In the midst of the bright landscape opposite Schloss Ballenstedt rise the two huge boulders called the Gegensteine, which mark the eastern termination of the Devil's Wall.

The taste and passion for the wonderful and mysterious are too strong in the human mind to permit of these majestic rocks being without their Sage.

In the time long ago, when all this district was covered with dense forests, swamps, and morasses, where now ripen the golden corn, fruits, and every blessing that crowns the husbandman's toil, and wild beasts preyed on the around-lying mountains, evil spirits practised their devices in the Gegensteine.

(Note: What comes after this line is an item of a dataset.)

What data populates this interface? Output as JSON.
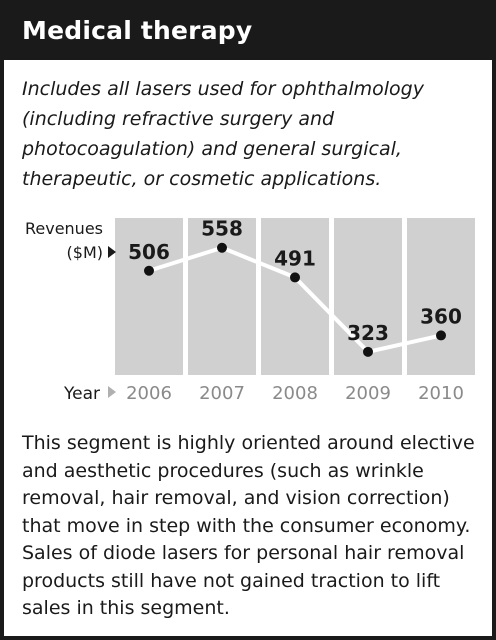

In the distance one could see during the night, especially at midnight, now fiery balls, now flames of fire rising in the air, and could hear death cries, or the most delightful tones, which the evil spirits employed to decoy unwary mortals to destruction.

Many who ridiculed the idea of danger, paying no heed to friendly warnings, forced their way through thorns and thickets to behold the mystery, and returned no more.

They were carried by demons through the air, and one heard their moanings of despair without the power to save them.

Only he who was consecrated to God could approach the Gegensteine unharmed.

One morning a farmer rode before sunrise from Ballenstedt to Quedlinburg, to offer prayers and obtain absolution in the convent church, only just founded by the Kaiserin Matilda—for in Ballenstedt there was neither church nor pater.

Lost in devotional thoughts, hence without fear, he rode quietly along; an irresistible languor seized him and he fell asleep.

The nag, feeling no longer the hand guiding the reins, turned aside to seek for himself a fresh breakfast, stood still, and began to graze.